Les déchirures du textile
Les déchirures du textile
Par Amadou FALL
Certes, rien ne sert d’ajouter des larmes au lait renversé, sinon à s’écoeurer davantage. Mais force est de déplorer la mise en lambeaux du textile sénégalais, et ouest-africain par extension. Ce sinistre généralisé est d’autant plus irritant qu’il résulte, pour une large part de responsabilité, de choix stratégiques et de pratiques dont nombre d’industriels et de professionnels du secteur n’ont cessé de déplorer l’impertinence économique. En vain.

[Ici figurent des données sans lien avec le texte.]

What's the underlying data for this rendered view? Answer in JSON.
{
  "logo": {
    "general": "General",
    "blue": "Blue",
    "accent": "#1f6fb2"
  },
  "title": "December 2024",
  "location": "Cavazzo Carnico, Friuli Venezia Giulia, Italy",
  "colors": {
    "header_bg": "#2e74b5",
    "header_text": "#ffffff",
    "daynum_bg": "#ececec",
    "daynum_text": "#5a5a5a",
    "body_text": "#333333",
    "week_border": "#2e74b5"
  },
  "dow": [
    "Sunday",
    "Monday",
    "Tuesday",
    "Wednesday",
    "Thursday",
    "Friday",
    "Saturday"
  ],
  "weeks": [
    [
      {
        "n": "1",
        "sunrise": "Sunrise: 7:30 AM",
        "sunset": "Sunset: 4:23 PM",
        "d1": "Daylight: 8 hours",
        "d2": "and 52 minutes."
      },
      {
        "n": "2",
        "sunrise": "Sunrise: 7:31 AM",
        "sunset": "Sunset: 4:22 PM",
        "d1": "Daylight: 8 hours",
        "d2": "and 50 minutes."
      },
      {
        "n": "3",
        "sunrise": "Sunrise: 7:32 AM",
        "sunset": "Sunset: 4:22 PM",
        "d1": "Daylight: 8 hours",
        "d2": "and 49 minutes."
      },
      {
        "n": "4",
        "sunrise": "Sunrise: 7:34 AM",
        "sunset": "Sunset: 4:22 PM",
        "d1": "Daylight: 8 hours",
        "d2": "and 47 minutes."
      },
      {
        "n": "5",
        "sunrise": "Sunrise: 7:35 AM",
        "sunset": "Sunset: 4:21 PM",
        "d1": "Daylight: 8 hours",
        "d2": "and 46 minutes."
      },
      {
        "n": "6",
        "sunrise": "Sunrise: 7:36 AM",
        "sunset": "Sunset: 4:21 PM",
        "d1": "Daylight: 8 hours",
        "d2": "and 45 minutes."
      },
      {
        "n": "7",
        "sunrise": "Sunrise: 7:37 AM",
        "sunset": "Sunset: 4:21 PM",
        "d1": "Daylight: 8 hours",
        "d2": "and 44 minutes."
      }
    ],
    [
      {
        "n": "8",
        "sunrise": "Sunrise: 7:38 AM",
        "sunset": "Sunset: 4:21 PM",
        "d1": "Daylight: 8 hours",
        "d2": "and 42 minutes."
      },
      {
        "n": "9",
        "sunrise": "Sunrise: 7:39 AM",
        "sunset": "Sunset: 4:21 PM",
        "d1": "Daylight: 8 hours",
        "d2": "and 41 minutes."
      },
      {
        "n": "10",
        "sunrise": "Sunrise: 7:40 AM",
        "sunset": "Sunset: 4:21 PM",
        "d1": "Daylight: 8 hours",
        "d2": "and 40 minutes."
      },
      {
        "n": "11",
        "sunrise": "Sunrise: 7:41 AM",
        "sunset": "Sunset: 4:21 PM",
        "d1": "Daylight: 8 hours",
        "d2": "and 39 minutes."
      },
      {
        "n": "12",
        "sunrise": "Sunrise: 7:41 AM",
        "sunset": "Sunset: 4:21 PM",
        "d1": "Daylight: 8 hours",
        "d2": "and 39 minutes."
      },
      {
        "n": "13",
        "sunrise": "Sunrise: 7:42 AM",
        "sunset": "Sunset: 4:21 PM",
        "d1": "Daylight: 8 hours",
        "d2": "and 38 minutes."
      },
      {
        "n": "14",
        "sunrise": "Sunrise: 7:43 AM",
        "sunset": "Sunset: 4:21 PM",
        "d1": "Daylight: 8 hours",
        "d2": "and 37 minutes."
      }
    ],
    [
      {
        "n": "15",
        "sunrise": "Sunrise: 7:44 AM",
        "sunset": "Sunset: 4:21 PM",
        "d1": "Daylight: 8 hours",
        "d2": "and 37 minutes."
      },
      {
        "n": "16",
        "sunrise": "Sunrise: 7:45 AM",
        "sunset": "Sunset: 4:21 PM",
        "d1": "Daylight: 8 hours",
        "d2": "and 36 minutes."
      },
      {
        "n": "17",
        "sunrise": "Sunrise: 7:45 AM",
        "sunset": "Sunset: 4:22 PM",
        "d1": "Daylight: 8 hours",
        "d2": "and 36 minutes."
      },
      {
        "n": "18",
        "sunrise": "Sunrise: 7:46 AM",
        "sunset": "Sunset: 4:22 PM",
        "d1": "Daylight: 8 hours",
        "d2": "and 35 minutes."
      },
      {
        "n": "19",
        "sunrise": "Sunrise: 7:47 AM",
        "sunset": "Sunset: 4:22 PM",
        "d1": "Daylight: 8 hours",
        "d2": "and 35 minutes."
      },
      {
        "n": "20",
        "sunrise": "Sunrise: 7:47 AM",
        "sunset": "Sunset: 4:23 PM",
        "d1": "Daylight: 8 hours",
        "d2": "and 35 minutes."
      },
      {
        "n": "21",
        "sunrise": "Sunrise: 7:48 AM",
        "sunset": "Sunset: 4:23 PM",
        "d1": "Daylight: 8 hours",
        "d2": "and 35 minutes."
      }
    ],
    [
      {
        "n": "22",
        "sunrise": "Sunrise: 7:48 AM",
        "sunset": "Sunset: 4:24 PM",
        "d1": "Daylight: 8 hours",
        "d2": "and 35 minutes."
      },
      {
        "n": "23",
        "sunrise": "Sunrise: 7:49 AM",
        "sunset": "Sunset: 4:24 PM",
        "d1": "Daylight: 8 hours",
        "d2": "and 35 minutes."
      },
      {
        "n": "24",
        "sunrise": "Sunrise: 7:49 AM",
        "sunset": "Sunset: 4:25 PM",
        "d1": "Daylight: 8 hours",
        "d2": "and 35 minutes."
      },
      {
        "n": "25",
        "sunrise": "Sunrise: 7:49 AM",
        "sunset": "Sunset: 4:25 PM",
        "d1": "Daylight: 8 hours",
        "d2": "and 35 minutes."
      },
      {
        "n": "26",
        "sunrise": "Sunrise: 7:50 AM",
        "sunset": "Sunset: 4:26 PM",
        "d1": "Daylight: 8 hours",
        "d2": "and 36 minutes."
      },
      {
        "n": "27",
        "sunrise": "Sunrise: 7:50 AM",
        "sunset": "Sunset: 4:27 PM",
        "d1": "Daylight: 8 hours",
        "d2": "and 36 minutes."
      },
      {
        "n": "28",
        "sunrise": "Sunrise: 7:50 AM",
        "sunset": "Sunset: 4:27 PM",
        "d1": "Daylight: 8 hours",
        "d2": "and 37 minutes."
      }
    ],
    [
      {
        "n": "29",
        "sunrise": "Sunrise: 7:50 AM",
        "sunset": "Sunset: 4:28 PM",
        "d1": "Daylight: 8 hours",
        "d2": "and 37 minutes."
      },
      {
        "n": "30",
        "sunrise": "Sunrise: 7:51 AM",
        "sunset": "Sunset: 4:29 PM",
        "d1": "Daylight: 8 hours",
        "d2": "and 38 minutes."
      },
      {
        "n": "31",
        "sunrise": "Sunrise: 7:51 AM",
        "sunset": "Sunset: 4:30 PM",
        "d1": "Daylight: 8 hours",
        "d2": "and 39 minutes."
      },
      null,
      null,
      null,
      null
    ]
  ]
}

Si la concurrence asiatique et les importations de seconde main ont poussé dans l’éteignoir l’industrie textile, c’est principalement parce qu’elle a été dépouillée des protections indispensables à sa défense, dans un contexte où les facteurs techniques de production sont demeurés à des coûts trop onéreux pour lui permettre d’être compétitive sur un marché ouvert tous azimuts. Elle aurait pu bénéficier de l’avantage comparatif que constitue la qualité du coton local, l’une des meilleures au monde. Les produits textiles qu’on en tire sont de fibres plus pures et fines et requièrent très peu de traitement chimique avant blanchiment, à la différence de ceux fabriqués à partir des matières récoltées en Chine, au Brésil, en Inde, en Amérique ou en Ouzbékistan. Mais elle en a été sevrée, pratiquement.
L’option prise a plutôt été pour l’exportation brute du coton, comme au temps de la colonisation. Elle peut sans doute se justifier par le souci de renforcer, à moindre frais, les flux financiers extérieurs dans les économies nationales. Mais c’était sans compter avec les subventions américaines à la production et à l’exportation qui ont drastiquement fait chuter les cours mondiaux. En plus de la dépréciation du dollar US. La lueur allumée par la crise alimentaire et des matières premières au tournant de l’an 2006, a fait long feu. Elle a été très rapidement éteinte par la récession incidente à la crise financière mondiale.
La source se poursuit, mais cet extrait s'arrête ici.